July 15-24 marks the anniversary of the Apollo-Soyuz Test Project (ASTP), the famous “Handshake in Space.” ASTP was the first American-Soviet space flight, docking the last American Apollo spacecraft with the then-Soviet Soyuz spacecraft. This joint effort between the two major world players was based on an agreement signed in 1972, and it set a precedent for future joint efforts, such as the Shuttle-Mir Program and the International Space Station.
Astronaut Stafford (foreground) shakes hands with cosmonaut Leonov on July 17, 1975. The historic handshake kicked off approximately 47 hours of docked operations in orbit. The picture is reproduced from a frame of 16mm motion picture film. (Credit: NASA)
ASTP also provided an opportunity for American astronauts to systematically observe and photograph the Earth from outer space, thus providing scientists with new data for exploring and studying the Earth from orbit. What most people don’t know is that the National Air and Space Museum played an important role in this aspect of the mission. Dr. Farouk El-Baz was the founding Chairman of the Museum’s Center for Earth and Planetary Studies and he was the principal investigator for the Earth Observations and Photography Experiment on ASTP.

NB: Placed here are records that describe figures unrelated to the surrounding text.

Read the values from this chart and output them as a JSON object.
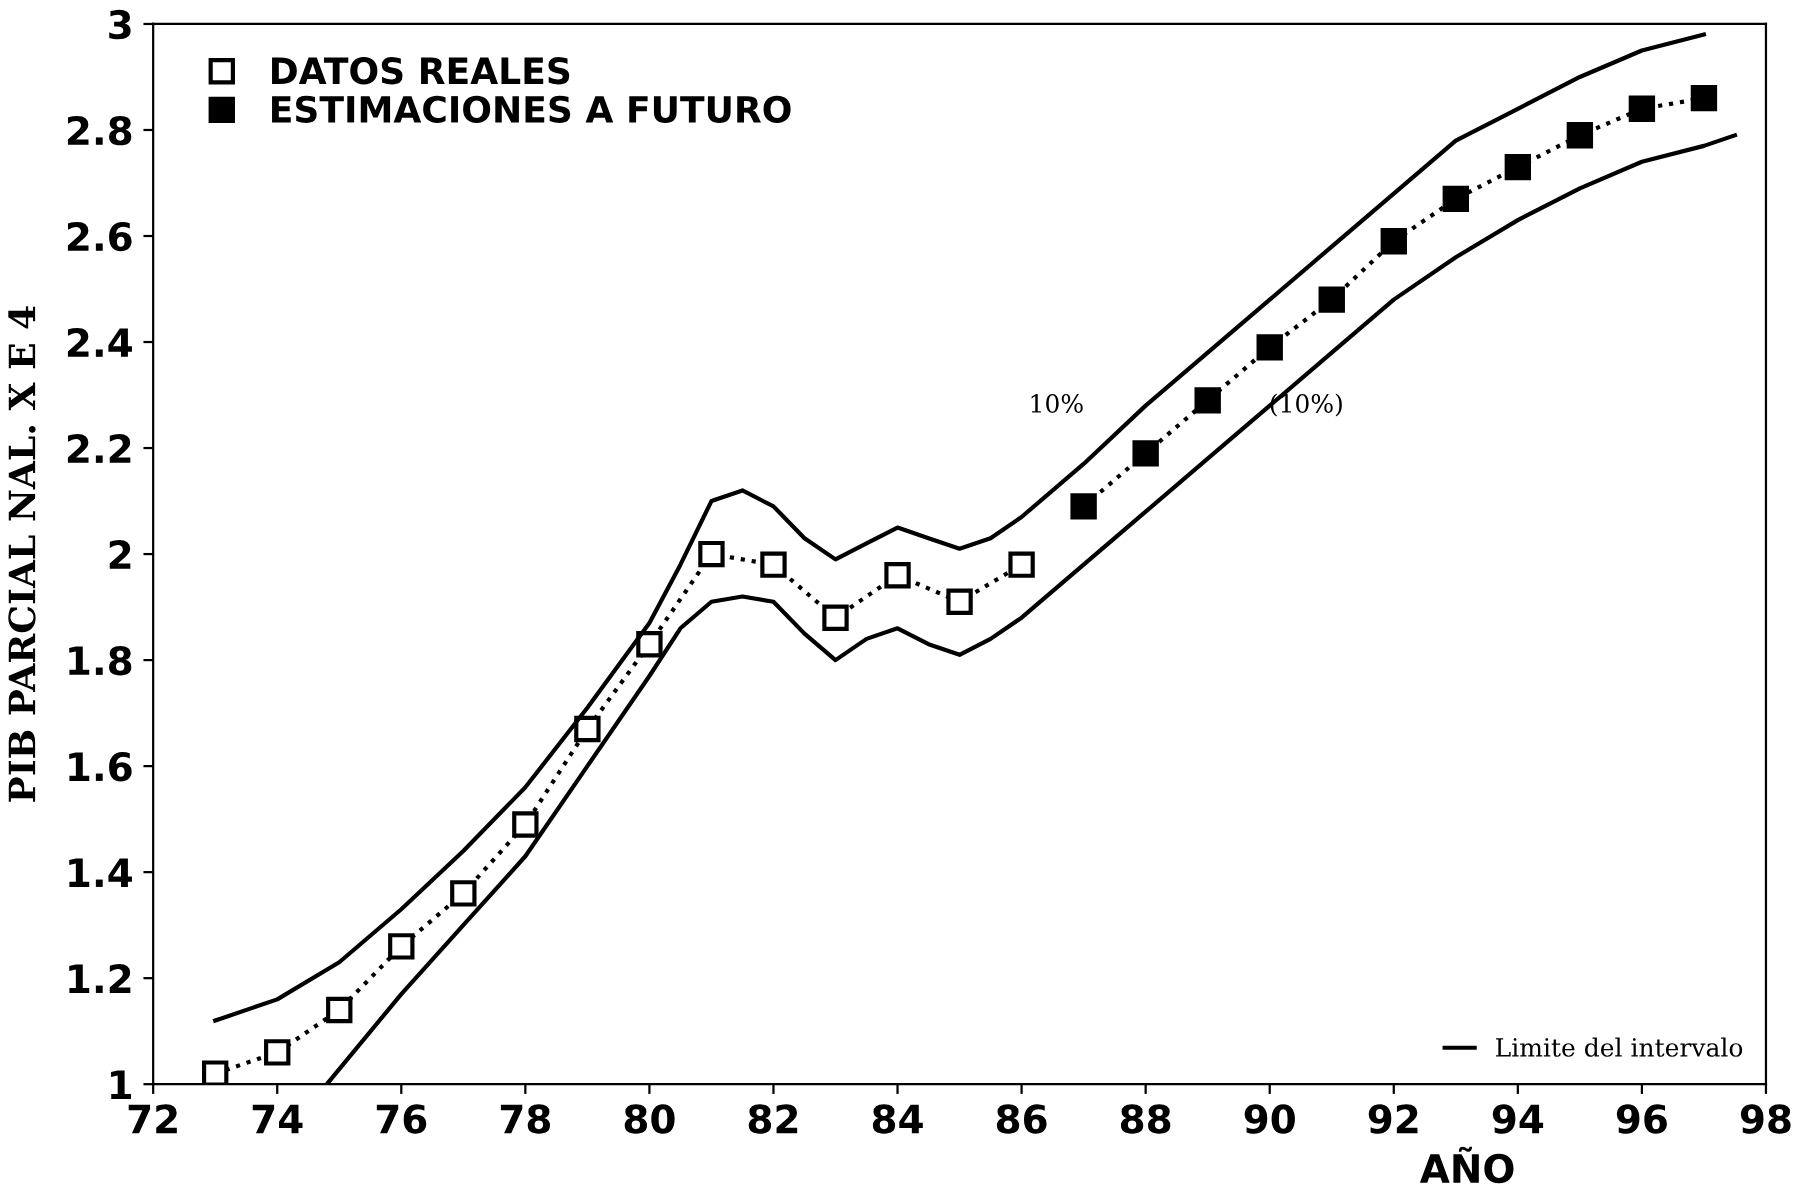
{
  "chart_data": {
    "type": "line",
    "xlabel": "AÑO",
    "ylabel": "PIB PARCIAL NAL. X E 4",
    "xlim": [
      72,
      98
    ],
    "xticks": [
      72,
      74,
      76,
      78,
      80,
      82,
      84,
      86,
      88,
      90,
      92,
      94,
      96,
      98
    ],
    "ylim": [
      1,
      3
    ],
    "yticks": [
      1,
      1.2,
      1.4,
      1.6,
      1.8,
      2,
      2.2,
      2.4,
      2.6,
      2.8,
      3
    ],
    "grid": false,
    "legend": [
      "top left",
      "bottom right"
    ],
    "series": [
      {
        "name": "DATOS REALES",
        "color": "#ffffff",
        "marker": "square",
        "line_style": "dotted",
        "x": [
          73,
          74,
          75,
          76,
          77,
          78,
          79,
          80,
          81,
          82,
          83,
          84,
          85,
          86
        ],
        "values": [
          1.02,
          1.06,
          1.14,
          1.26,
          1.36,
          1.49,
          1.67,
          1.83,
          2.0,
          1.98,
          1.88,
          1.96,
          1.91,
          1.98
        ]
      },
      {
        "name": "ESTIMACIONES A FUTURO",
        "color": "#000000",
        "marker": "square",
        "line_style": "dotted",
        "x": [
          87,
          88,
          89,
          90,
          91,
          92,
          93,
          94,
          95,
          96,
          97
        ],
        "values": [
          2.09,
          2.19,
          2.29,
          2.39,
          2.48,
          2.59,
          2.67,
          2.73,
          2.79,
          2.84,
          2.86
        ]
      },
      {
        "name": "Limite del intervalo",
        "color": "#000000",
        "marker": "none",
        "line_style": "solid",
        "x": [
          73,
          74,
          75,
          76,
          77,
          78,
          79,
          80,
          80.5,
          81,
          81.5,
          82,
          82.5,
          83,
          83.5,
          84,
          84.5,
          85,
          85.5,
          86,
          87,
          88,
          89,
          90,
          91,
          92,
          93,
          94,
          95,
          96,
          97
        ],
        "values": [
          1.12,
          1.16,
          1.23,
          1.33,
          1.44,
          1.56,
          1.71,
          1.87,
          1.98,
          2.1,
          2.12,
          2.09,
          2.03,
          1.99,
          2.02,
          2.05,
          2.03,
          2.01,
          2.03,
          2.07,
          2.17,
          2.28,
          2.38,
          2.48,
          2.58,
          2.68,
          2.78,
          2.84,
          2.9,
          2.95,
          2.98
        ]
      },
      {
        "color": "#000000",
        "marker": "none",
        "line_style": "solid",
        "x": [
          74.8,
          76,
          77,
          78,
          79,
          80,
          80.5,
          81,
          81.5,
          82,
          82.5,
          83,
          83.5,
          84,
          84.5,
          85,
          85.5,
          86,
          87,
          88,
          89,
          90,
          91,
          92,
          93,
          94,
          95,
          96,
          97,
          97.5
        ],
        "values": [
          1.0,
          1.17,
          1.3,
          1.43,
          1.6,
          1.77,
          1.86,
          1.91,
          1.92,
          1.91,
          1.85,
          1.8,
          1.84,
          1.86,
          1.83,
          1.81,
          1.84,
          1.88,
          1.98,
          2.08,
          2.18,
          2.28,
          2.38,
          2.48,
          2.56,
          2.63,
          2.69,
          2.74,
          2.77,
          2.79
        ]
      }
    ],
    "annotations": [
      "10%",
      "(10%)"
    ]
  }
}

He was instrumental in getting this photogeology experiment included on the mission. Dr. El-Baz had previously trained Apollo astronauts to make visual observations while orbiting the Moon (you may have seen him portrayed in the HBO miniseries From the Earth to the Moon), and now the target was Earth. He worked with Research Assistants Delia Mitchell Warner and Sue McLafferty to plan flyovers that the astronauts performed in their T-38 aircraft so they could practice observing and photographing geologic features from above. While in space, the astronauts took some 2,000 pictures, about 750 of which were of good quality (e.g., not cloud-obscured).
A characteristic photograph from the Earth Observations and Photography Experiment: a view of part of southwest Africa in Angola, where unique drainage patterns are controlled by broad, partially vegetated dune fields. (Credit: NASA)

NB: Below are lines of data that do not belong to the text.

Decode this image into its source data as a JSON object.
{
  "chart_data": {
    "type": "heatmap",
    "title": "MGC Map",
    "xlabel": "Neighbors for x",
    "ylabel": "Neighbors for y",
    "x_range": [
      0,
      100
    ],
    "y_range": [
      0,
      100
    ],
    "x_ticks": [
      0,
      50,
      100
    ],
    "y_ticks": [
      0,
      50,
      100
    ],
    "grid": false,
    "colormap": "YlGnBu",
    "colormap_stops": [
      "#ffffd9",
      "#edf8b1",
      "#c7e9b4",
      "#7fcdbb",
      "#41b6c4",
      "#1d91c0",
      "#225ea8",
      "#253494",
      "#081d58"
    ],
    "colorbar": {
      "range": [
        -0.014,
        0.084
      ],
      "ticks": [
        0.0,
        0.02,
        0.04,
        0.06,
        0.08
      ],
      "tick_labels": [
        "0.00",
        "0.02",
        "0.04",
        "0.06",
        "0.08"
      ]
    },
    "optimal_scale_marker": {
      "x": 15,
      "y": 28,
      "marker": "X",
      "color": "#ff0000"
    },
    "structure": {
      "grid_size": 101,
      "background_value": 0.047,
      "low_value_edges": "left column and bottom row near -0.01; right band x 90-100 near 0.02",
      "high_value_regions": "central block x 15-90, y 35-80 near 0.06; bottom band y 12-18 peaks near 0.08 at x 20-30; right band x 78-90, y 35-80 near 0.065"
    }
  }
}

Dr. El-Baz gathered a team of scientists to analyze the images in the areas of geology, oceanography, hydrology, meteorology, and more. Orbital photographs, with their large aerial coverage, permit direct study of large structures, broad distributions, and remote and inaccessible parts of the globe where size makes conventional field surveys impractical. The applications of these photographs are widespread, including updating and correcting maps, monitoring Earth resources, studying dynamic geologic processes, and surveying ocean features. The Regional Planetary Image Facility (RPIF) in the Center for Earth and Planetary Studies at the Museum houses an archive of hard copy ASTP images. In the Museum’s Space Race gallery you can see the Apollo and Soyuz spacecraft in the docked configuration. The Apollo command and service modules on display are test vehicles. The docking module that joins the two spacecraft is back-up flight hardware, and the Soyuz spacecraft is a full-scale model built by Energia Design Bureau, the organization that originally built the Soyuz.
A recreation of the Apollo-Soyuz rendezvous on display in the Space Race gallery at the National Air and Space Museum.